DALLAS, TX / ACCESSWIRE / February 16, 2017 / Two months since the Organization of the Petroleum Exporting Countries' (OPEC) historic agreement to stabilize the market by reducing crude production for the first time in eight years, per-barrel prices have nearly doubled after dropping to a low of $26 in February of last year. In Greater Houston, the heart of U.S. oil production, the deal has accelerated the industry's recovery from a two-year downturn and spurred local economies. Texas real estate expert and CEO of Western Rim Property Services, the state's largest affordable luxury property developer, Marcus Hiles predicts that as Houston based energy companies continue to hire and grow in 2017, communities throughout the metropolitan area will see higher employment rates and corresponding wage increases.
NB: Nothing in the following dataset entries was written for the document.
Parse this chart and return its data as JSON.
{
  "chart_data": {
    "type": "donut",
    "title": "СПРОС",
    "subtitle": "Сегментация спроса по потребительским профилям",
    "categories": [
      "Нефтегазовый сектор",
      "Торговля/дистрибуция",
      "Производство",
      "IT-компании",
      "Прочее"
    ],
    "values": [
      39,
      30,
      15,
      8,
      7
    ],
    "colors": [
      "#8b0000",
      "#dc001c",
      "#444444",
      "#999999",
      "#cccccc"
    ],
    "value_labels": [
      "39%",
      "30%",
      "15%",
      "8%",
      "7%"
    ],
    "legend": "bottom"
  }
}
The day after the members of OPEC agreed to cut production by 1.2 million barrels per day, U.S. crude saw its biggest daily price gain in more than seven years, climbing by nearly ten percent to $49.44. "This means 2017 will be a better year for oil and gas activity," said David Pursell, research manager at energy investment bank Tudor, Pickering, Holt & Co. to the Houston Chronicle. "It's really good for Houston and the white-collar jobs." Now in the $50-plus range, the New York Times reported that prices could continue to rise through the winter months, further accelerating economic recovery. Affirming these notions, in December the monthly Purchasing Managers Index, a survey of supply chain leaders to measure commercial activity, gave the city its third positive report in a row, indicating near-term expansion in employment, sales and production among all major industries. "We're seeing fairly significant strengthening in most of the underlying sectors, particularly oil and gas," Ross Harvin, who compiles the report for the Institute for Supply Management told Houston Public Media.
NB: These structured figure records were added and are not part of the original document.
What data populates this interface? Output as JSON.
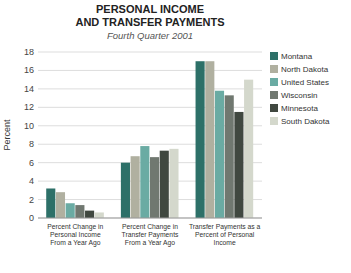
{
  "chart_data": {
    "type": "bar",
    "title": "PERSONAL INCOME\nAND TRANSFER PAYMENTS",
    "subtitle": "Fourth Quarter 2001",
    "y_label": "Percent",
    "categories": [
      "Percent Change in\nPersonal Income\nFrom a Year Ago",
      "Percent Change in\nTransfer Payments\nFrom a Year Ago",
      "Transfer Payments as a\nPercent of Personal\nIncome"
    ],
    "series": [
      {
        "name": "Montana",
        "color": "#2d7068",
        "values": [
          3.2,
          6.0,
          17.0
        ]
      },
      {
        "name": "North Dakota",
        "color": "#b0b0a0",
        "values": [
          2.8,
          6.7,
          17.0
        ]
      },
      {
        "name": "United States",
        "color": "#6aaba3",
        "values": [
          1.6,
          7.8,
          13.8
        ]
      },
      {
        "name": "Wisconsin",
        "color": "#707870",
        "values": [
          1.4,
          6.6,
          13.3
        ]
      },
      {
        "name": "Minnesota",
        "color": "#404840",
        "values": [
          0.8,
          7.3,
          11.5
        ]
      },
      {
        "name": "South Dakota",
        "color": "#d4d8cc",
        "values": [
          0.6,
          7.5,
          15.0
        ]
      }
    ],
    "ylim": [
      0,
      18
    ],
    "yticks": [
      0,
      2,
      4,
      6,
      8,
      10,
      12,
      14,
      16,
      18
    ],
    "grid": true,
    "legend": "right"
  }
}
The most obvious sign of an economic turnaround, remarked Marcus Hiles, is the Greater Houston Partnership's forecast that Greater Houston will create 29,700 jobs in 2017, nearly twice the amount of the year before. In addition to the energy industry's resurgence, two other core elements of the city's economy - the Texas Medical Center, the world's largest, and the Port of Houston - are both thriving. "As healthcare becomes more important in society and the economy, we'll continue to see growth," said regional economist Patrick Janikowski. In 2017 the sector is expected to add 9,800 jobs, accounting for nearly 30 percent of the state's growth. Overall optimism for 2017, even among employers, is the highest it has been in years. In a new report from Houston based recruiting firm Murray Resources, 7.7 percent of companies predict they will be making significant hires this year, the largest amount since 2013, before the downturn in oil prices.
Marcus Hiles is the Founder and CEO of Western Rim Property Services, Texas' leading developer of luxury rental properties. Established in 1988, the company today owns and manages over 15,000 upscale residential townhomes and apartments, with communities in Houston, Austin, North Dallas and San Antonio.